Categories
article programming

Floating Point Flotsam

I have never been particularly clear about when to choose single or double floating point arithmetic. I think I have been operating on a sort of ‘trial-and-error’ approach for some time. It seems ludicrous that I should not, after all these years, know exactly when to chose single or double precision arithmetic. The truth is that I don’t, and it’s now time to fix that.

First, a little background. I was, for reasons that are too sad to explain, interested in how to calculate (accurately) the time of the Vernal Equinox. That is the exact time of the year (to the minute – if possible) that the sun is 90o above the earth at the equator. Anyway, I found some code which is an implementation of an astronomical algorithim designed expressly for the purpose of calculating the vernal equinox and is accurate to about 20 minutes. Which is good enough for now.
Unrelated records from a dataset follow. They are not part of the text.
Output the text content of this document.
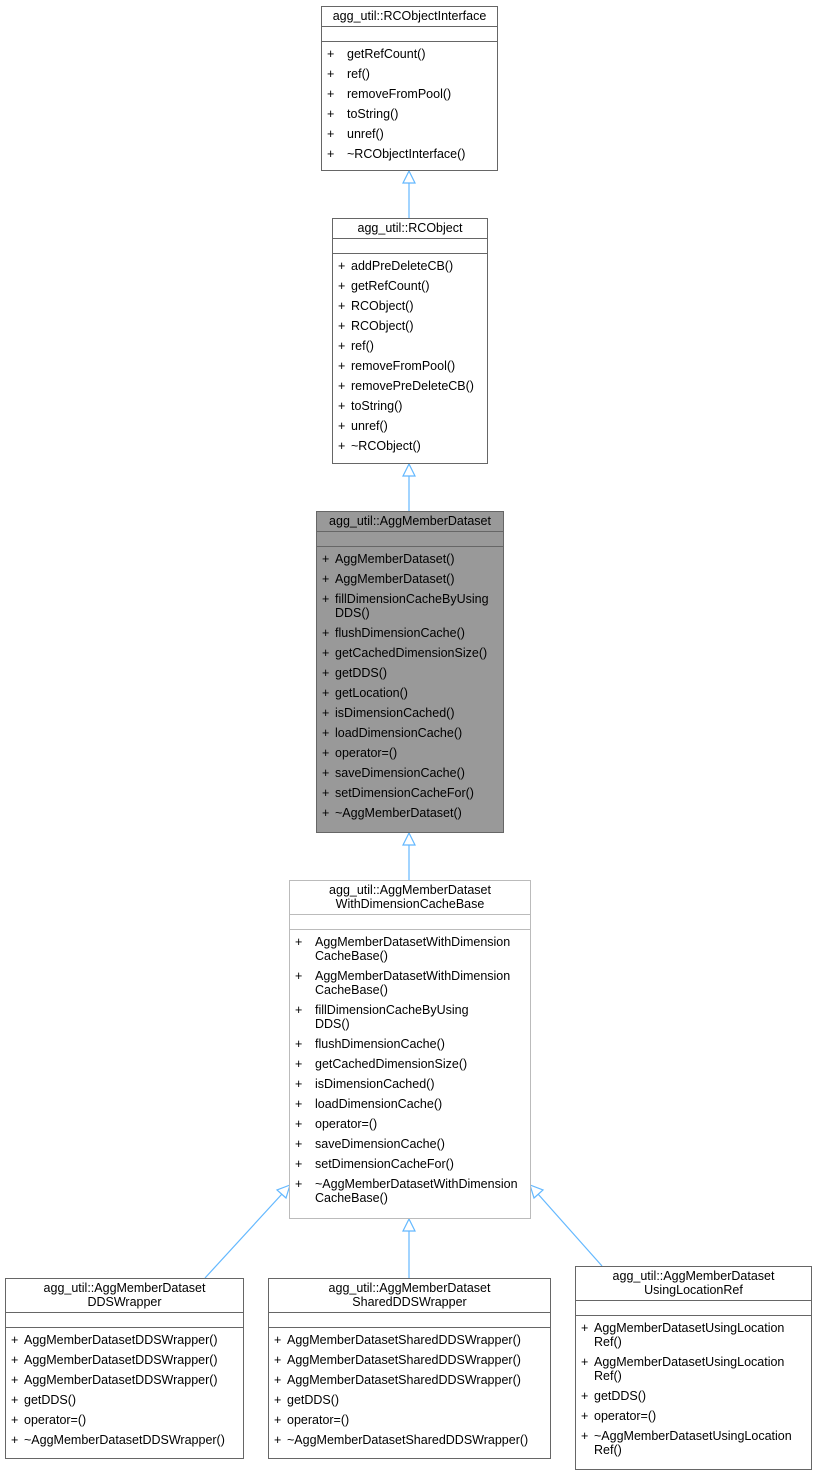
agg_util::RCObjectInterface
+	getRefCount()
+	ref()
+	removeFromPool()
+	toString()
+	unref()
+	~RCObjectInterface()
agg_util::RCObject
+ addPreDeleteCB()
+ getRefCount()
+ RCObject()
+ RCObject()
+ ref()
+ removeFromPool()
+ removePreDeleteCB()
+ toString()
+ unref()
+ ~RCObject()
agg_util::AggMemberDataset
+ AggMemberDataset()
+ AggMemberDataset()
+ fillDimensionCacheByUsing
DDS()
+ flushDimensionCache()
+ getCachedDimensionSize()
+ getDDS()
+ getLocation()
+ isDimensionCached()
+ loadDimensionCache()
+ operator=()
+ saveDimensionCache()
+ setDimensionCacheFor()
+ ~AggMemberDataset()
agg_util::AggMemberDataset
WithDimensionCacheBase
+	AggMemberDatasetWithDimension
CacheBase()
+	AggMemberDatasetWithDimension
CacheBase()
+	fillDimensionCacheByUsing
DDS()
+	flushDimensionCache()
+	getCachedDimensionSize()
+	isDimensionCached()
+	loadDimensionCache()
+	operator=()
+	saveDimensionCache()
+	setDimensionCacheFor()
+	~AggMemberDatasetWithDimension
CacheBase()
agg_util::AggMemberDataset
DDSWrapper
+ AggMemberDatasetDDSWrapper()
+ AggMemberDatasetDDSWrapper()
+ AggMemberDatasetDDSWrapper()
+ getDDS()
+ operator=()
+ ~AggMemberDatasetDDSWrapper()
agg_util::AggMemberDataset
SharedDDSWrapper
+ AggMemberDatasetSharedDDSWrapper()
+ AggMemberDatasetSharedDDSWrapper()
+ AggMemberDatasetSharedDDSWrapper()
+ getDDS()
+ operator=()
+ ~AggMemberDatasetSharedDDSWrapper()
agg_util::AggMemberDataset
UsingLocationRef
+ AggMemberDatasetUsingLocation
Ref()
+ AggMemberDatasetUsingLocation
Ref()
+ getDDS()
+ operator=()
+ ~AggMemberDatasetUsingLocation
Ref()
Now the next piece of background is that I was also doing this in Lisp and up until now I have let the reader interpret all the literals I enter. When I tried to do the calculation in the REPL I could get no closer than being in the same part of the day as I was expecting and with the result somewhat rounded to the nearest half day. After some head scratching it finally occurred to me that the the computation required more significant digits than I really had. It seems that the formula I was entering was being interpreted as single precision floating point numbers because if I had wanted double’s I would have suffixed my literal numbers with a ‘d’. It would seem that d could also stand for D’uh. Seems fair enough. Time to do some research then …

You see, according to the IEEE standard 754-1985 a single precision floating point number has 23 significant bits and a double has 53 significant bits. For me to answer the question of how many significant figures I can get in decimal would require me to know that the smallest decimal fraction that I can represent in binary is. This number would be 1/223 which is about .00000011920928955078125.
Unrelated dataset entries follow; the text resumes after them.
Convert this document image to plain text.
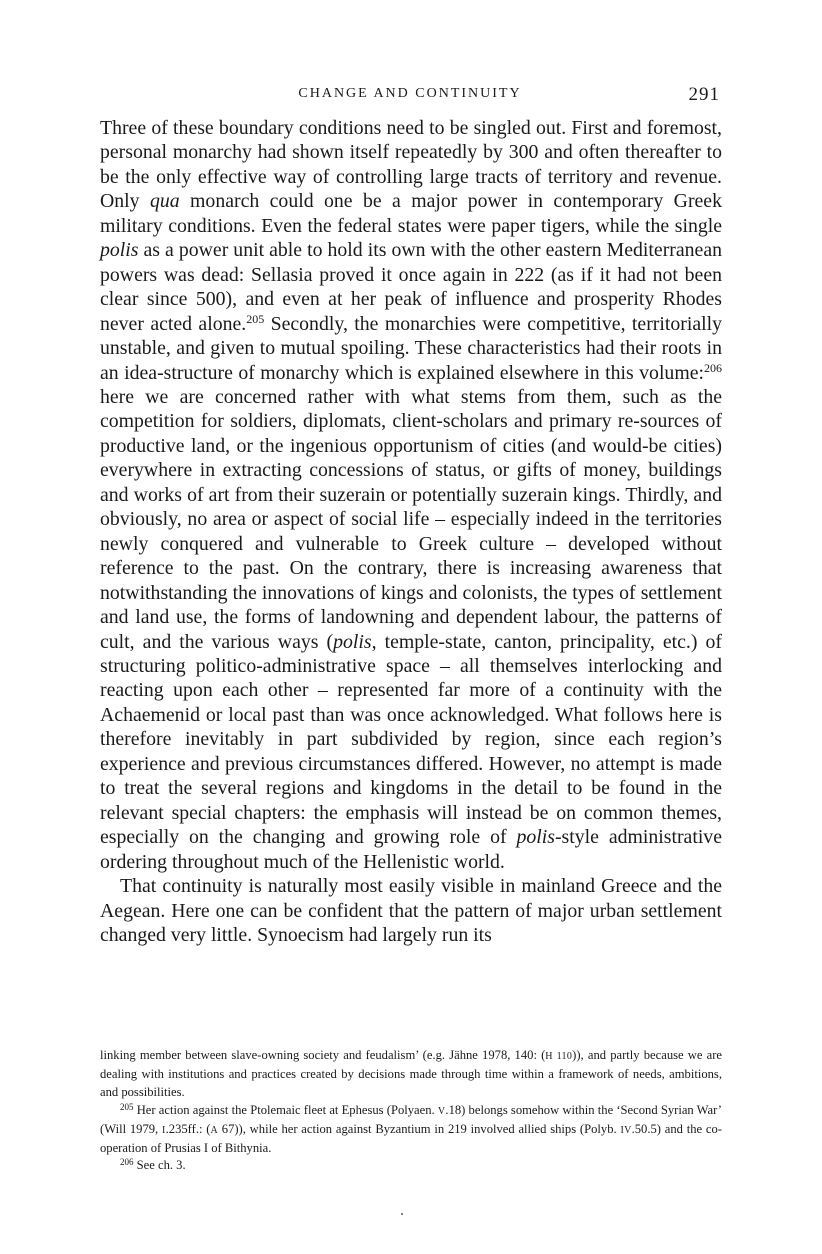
CHANGE AND CONTINUITY	291

Three of these boundary conditions need to be singled out. First and foremost, personal monarchy had shown itself repeatedly by 300 and often thereafter to be the only effective way of controlling large tracts of territory and revenue. Only qua monarch could one be a major power in contemporary Greek military conditions. Even the federal states were paper tigers, while the single polis as a power unit able to hold its own with the other eastern Mediterranean powers was dead: Sellasia proved it once again in 222 (as if it had not been clear since 500), and even at her peak of influence and prosperity Rhodes never acted alone.$^{205}$ Secondly, the monarchies were competitive, territorially unstable, and given to mutual spoiling. These characteristics had their roots in an idea-structure of monarchy which is explained elsewhere in this volume:$^{206}$ here we are concerned rather with what stems from them, such as the competition for soldiers, diplomats, client-scholars and primary re-sources of productive land, or the ingenious opportunism of cities (and would-be cities) everywhere in extracting concessions of status, or gifts of money, buildings and works of art from their suzerain or potentially suzerain kings. Thirdly, and obviously, no area or aspect of social life – especially indeed in the territories newly conquered and vulnerable to Greek culture – developed without reference to the past. On the contrary, there is increasing awareness that notwithstanding the innovations of kings and colonists, the types of settlement and land use, the forms of landowning and dependent labour, the patterns of cult, and the various ways (polis, temple-state, canton, principality, etc.) of structuring politico-administrative space – all themselves interlocking and reacting upon each other – represented far more of a continuity with the Achaemenid or local past than was once acknowledged. What follows here is therefore inevitably in part subdivided by region, since each region’s experience and previous circumstances differed. However, no attempt is made to treat the several regions and kingdoms in the detail to be found in the relevant special chapters: the emphasis will instead be on common themes, especially on the changing and growing role of polis-style administrative ordering throughout much of the Hellenistic world.

That continuity is naturally most easily visible in mainland Greece and the Aegean. Here one can be confident that the pattern of major urban settlement changed very little. Synoecism had largely run its

linking member between slave-owning society and feudalism’ (e.g. Jähne 1978, 140: (H 110)), and partly because we are dealing with institutions and practices created by decisions made through time within a framework of needs, ambitions, and possibilities.

$^{205}$ Her action against the Ptolemaic fleet at Ephesus (Polyaen. V.18) belongs somehow within the ‘Second Syrian War’ (Will 1979, I.235ff.: (A 67)), while her action against Byzantium in 219 involved allied ships (Polyb. IV.50.5) and the co-operation of Prusias I of Bithynia.

$^{206}$ See ch. 3.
Now, floating point numbers are represented from a fractional part and an exponent part to give the decimal representation of the number. Therefore you can never get more accuracy than the smallest binary fraction multiplied by the exponent you have. This means that the significant figures should be something like:

log10(1/(2^23)) = -6.9

Therefore when a number has 7 significant figures you are already losing a little accuracy, the more significant figures you add the worse it will get. It was then clear that my astronomical antics were less than stellar since the first literal in the computation has 11 significant figures.

Indeed whilst I was thinking about this problem it occurred to me that if I wanted to continue using single precision I could split the fractional part from the integer part and continue this way. However, this is still inferior to a double because it would give me 7 significant figures for both parts and therefore a total of 14 significant figures. This is inferior because using my shiny new brain I can show that a double will give about 16 signficant figures. Of course I could have also concluded that double’s are better than two floats by noting that 23 bits+ 23 bits < 53 bits but that would never have been as much fun.

Type Word Size Mantissa Dec Sig. Figs.
Single 32 23 7
Double 64 53 16
Extended 96 63 19
Quad-Extended 128 113 34

You could argue that I could have saved myself 20 minutes of time by looking the answer up but then again I would never remember the answer unless I proved it to myself first. So, now my spring occurs at the same time as everyone else’s and I know why. Oh it happened already? Sheeeeiiiitttt.